The fire line is marked in the grass a foot from the house, and the smell of smoke permeates the inside. One side of the three 40-foot pear trees in the yard is charred gray and black, the other is leafy and green.
“I went through a tornado in ’84, and it took our house, but we’ve never seen anything like this,” said Laxton, who believes the pear trees deflected sparks that otherwise would have landed on her roof.
Three dozen wildfires have scorched portions of Oklahoma since Friday, leaving only ashes in some spots. Emergency officials said Monday that Cleveland County firefighters recovered a body from a home that had been subject to an evacuation order as a wind-whipped fire roared near Norman on Friday. Emergency managers say dozens of homes are among the 120 structures statewide that burned to the ground.
Tina Frost and her husband, Doug, found the Mickey and Minnie Mouse figurine that topped their wedding cake Monday when they dug through the charred rubble of their home west of Mannford. The discovery was just in time for their 20th wedding anniversary today. They also retrieved quartz crystals from a long ago vacation and china once owned by her great, great-grandmother.
“It was a fire tornado,” Tina Frost said, describing flames that consumed 22 of the 38 homes in her neighborhood. “It came from every direction. There was nothing but fire. I got to be honest. It was pretty scary.”
The Mannford-area fire covered nearly 100 square miles in northern Creek County, about 20 miles west of Tulsa. Fires elsewhere in the state consumed thousands of acres – though in some areas it appeared fires hopscotched across the landscape, damaging one home but not its neighbor, much like a tornado.

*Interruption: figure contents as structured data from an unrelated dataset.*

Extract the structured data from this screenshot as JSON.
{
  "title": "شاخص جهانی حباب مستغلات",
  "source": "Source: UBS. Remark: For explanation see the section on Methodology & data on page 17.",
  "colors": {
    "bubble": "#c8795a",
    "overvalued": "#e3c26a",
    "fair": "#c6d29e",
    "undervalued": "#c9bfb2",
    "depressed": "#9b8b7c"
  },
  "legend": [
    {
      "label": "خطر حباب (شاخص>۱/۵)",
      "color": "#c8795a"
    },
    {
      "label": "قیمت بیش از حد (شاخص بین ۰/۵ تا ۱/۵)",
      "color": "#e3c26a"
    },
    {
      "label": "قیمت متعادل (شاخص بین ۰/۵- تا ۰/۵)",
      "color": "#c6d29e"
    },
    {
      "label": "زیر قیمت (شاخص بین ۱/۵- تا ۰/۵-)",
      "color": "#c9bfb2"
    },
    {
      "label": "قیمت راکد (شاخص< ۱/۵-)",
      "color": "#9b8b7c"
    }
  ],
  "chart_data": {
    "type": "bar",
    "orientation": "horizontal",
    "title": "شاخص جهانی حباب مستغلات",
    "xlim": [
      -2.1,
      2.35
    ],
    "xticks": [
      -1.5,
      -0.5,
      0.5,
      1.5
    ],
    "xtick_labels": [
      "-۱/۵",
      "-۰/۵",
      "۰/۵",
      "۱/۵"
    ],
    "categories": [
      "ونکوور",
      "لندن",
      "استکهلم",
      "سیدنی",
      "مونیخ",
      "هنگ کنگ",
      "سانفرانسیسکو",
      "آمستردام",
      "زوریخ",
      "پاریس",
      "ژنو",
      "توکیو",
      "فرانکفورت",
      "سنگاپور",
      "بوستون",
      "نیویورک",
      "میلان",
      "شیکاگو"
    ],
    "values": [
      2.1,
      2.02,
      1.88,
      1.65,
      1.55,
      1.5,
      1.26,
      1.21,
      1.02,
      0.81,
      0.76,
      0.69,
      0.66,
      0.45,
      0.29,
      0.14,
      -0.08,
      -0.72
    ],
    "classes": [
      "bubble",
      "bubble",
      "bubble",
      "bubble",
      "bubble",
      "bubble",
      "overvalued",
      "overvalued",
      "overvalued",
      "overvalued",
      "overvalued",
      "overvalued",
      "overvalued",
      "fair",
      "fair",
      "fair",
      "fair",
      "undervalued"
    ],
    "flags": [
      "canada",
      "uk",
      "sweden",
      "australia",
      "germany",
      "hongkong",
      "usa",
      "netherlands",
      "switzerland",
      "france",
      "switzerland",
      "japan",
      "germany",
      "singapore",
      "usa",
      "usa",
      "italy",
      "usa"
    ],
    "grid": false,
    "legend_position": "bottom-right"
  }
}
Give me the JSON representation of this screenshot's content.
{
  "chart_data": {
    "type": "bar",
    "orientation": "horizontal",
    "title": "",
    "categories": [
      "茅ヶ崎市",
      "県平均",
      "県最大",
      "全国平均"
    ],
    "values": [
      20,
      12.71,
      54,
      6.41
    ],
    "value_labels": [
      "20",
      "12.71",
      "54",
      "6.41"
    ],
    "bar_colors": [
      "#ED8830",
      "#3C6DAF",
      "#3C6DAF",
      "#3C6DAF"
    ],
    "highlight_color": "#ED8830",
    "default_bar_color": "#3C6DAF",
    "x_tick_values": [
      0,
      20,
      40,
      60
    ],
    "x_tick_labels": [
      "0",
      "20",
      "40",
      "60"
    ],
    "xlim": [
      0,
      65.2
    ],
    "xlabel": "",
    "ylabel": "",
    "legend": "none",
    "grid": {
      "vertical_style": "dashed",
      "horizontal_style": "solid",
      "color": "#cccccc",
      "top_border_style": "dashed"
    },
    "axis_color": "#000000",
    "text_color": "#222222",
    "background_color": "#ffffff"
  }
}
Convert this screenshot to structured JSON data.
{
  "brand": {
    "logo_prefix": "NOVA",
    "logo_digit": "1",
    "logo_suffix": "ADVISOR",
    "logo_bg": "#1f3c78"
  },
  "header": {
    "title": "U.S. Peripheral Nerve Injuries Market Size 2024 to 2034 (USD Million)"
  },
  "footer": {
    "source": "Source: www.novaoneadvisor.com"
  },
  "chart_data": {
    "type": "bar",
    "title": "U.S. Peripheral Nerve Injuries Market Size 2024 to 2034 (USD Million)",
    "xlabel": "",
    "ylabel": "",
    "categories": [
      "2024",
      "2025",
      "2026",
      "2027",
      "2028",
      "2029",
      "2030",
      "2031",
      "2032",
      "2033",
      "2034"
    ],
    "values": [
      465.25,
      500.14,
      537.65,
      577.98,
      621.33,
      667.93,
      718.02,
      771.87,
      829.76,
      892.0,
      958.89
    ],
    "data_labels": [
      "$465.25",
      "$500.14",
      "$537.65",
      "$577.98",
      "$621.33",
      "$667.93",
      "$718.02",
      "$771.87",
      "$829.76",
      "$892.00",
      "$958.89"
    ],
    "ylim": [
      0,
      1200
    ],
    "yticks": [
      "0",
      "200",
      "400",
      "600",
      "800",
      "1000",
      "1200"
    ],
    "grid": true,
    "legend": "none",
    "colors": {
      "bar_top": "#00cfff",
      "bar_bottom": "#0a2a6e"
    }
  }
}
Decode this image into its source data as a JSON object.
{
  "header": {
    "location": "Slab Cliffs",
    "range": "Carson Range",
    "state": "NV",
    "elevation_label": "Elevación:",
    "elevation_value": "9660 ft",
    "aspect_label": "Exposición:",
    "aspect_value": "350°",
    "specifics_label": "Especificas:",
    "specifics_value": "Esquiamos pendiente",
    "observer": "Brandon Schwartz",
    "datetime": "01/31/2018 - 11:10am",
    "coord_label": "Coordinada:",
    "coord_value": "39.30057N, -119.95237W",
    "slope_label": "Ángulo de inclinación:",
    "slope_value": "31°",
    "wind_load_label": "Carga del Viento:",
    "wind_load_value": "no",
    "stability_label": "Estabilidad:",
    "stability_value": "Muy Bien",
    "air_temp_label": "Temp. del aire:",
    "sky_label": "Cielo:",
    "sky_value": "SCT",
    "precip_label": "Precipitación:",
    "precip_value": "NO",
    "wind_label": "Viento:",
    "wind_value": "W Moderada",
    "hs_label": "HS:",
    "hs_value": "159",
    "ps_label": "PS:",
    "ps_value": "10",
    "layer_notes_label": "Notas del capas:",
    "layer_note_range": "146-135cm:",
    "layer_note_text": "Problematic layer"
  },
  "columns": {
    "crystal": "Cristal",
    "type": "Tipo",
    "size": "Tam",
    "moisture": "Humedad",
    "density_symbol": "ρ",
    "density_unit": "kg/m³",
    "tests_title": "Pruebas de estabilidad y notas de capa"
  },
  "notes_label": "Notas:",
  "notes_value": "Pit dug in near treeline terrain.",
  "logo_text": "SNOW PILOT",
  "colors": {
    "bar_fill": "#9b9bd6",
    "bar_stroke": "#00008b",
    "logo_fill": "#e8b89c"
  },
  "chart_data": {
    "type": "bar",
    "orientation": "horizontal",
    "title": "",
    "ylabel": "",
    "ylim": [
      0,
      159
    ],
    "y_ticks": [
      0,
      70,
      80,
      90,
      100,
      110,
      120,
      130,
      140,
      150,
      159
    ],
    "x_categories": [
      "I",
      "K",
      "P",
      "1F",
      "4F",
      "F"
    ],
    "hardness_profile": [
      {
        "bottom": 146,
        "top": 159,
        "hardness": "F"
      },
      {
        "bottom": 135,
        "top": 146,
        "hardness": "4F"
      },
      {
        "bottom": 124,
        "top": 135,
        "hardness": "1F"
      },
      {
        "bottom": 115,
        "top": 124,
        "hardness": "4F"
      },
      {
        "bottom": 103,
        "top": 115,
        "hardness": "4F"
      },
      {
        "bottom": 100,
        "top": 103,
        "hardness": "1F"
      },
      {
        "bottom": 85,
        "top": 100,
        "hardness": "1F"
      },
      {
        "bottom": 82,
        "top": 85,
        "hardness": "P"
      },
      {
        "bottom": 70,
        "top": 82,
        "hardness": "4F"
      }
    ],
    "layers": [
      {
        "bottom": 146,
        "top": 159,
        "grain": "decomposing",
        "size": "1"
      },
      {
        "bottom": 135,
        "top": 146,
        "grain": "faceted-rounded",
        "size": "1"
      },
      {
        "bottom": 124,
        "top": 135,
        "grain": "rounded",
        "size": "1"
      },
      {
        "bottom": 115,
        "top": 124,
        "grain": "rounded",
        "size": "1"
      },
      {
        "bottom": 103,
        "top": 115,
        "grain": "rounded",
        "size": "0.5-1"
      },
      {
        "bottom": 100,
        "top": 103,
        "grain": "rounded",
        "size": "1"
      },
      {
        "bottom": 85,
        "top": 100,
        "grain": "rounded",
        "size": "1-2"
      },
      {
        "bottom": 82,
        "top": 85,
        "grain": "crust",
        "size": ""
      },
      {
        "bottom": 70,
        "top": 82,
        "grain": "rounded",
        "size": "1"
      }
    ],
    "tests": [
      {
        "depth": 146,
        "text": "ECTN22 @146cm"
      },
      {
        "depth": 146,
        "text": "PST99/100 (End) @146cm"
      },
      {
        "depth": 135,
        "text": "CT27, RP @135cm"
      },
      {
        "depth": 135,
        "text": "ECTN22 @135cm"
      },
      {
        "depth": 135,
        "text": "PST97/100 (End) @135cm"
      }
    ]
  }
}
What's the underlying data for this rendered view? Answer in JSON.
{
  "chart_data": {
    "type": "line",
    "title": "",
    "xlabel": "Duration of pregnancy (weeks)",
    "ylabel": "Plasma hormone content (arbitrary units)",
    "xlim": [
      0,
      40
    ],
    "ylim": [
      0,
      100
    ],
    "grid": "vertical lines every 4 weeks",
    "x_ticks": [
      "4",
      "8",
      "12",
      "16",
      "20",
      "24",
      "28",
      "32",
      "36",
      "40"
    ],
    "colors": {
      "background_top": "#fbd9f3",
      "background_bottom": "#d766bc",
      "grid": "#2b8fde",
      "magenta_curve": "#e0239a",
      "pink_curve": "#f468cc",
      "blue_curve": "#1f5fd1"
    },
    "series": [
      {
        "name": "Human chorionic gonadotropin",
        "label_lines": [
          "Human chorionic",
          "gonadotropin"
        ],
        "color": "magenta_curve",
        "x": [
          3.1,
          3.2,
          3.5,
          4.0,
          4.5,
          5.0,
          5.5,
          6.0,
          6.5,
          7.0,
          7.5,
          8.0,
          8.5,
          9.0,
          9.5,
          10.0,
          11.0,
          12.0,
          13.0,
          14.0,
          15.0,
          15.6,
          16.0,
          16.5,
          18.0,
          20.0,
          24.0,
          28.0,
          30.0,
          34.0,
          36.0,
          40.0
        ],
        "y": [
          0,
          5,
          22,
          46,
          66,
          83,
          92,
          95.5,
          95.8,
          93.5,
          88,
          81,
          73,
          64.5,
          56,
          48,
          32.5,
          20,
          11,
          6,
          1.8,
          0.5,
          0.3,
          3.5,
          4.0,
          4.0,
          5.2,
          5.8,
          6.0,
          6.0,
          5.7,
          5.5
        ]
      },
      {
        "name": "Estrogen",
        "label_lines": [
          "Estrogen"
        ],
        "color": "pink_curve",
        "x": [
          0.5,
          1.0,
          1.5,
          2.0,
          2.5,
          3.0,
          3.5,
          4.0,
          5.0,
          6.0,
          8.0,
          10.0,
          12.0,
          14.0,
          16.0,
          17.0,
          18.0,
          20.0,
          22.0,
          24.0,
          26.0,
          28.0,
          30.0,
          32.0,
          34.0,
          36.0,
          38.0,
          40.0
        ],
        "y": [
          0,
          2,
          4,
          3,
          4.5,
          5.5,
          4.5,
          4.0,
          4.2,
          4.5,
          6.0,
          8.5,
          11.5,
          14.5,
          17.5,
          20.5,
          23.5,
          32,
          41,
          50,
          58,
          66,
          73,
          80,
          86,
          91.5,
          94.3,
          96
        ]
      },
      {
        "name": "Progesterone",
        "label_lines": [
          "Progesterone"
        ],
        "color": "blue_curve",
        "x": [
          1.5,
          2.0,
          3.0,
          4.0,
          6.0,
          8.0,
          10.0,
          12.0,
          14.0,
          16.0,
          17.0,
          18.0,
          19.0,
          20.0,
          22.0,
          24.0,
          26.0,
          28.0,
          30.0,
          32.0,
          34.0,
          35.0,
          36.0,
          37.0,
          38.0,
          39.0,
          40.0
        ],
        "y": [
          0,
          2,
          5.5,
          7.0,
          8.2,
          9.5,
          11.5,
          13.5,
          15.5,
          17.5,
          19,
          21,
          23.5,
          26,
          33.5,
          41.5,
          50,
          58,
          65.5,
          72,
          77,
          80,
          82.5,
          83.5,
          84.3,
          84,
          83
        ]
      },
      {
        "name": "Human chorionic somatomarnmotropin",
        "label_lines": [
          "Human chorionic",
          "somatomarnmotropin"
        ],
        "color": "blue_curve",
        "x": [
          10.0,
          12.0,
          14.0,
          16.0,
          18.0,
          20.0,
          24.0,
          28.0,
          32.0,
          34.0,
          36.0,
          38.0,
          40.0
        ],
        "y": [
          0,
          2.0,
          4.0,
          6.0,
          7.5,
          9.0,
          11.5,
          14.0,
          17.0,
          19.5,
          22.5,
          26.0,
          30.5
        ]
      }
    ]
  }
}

Gary McManus, a climatologist with the Oklahoma Climatological Survey, noted with irony that fire conditions were made worse by a warm, wet winter and early spring. Vegetation grew rapidly and then dried in the drought.
“All that green up from the spring, all of that vegetation is just sitting out there as fuel for wildfires,” McManus said.
Lower temperatures – meaning less than 100 degrees – and calmer winds helped firefighters Sunday and Monday, but McManus warned that without significant rain, another outbreak was likely.
“These types of conditions just wait for the right weather pattern,” McManus said.
Authorities said fires were under control or in “mop-up” stages Monday.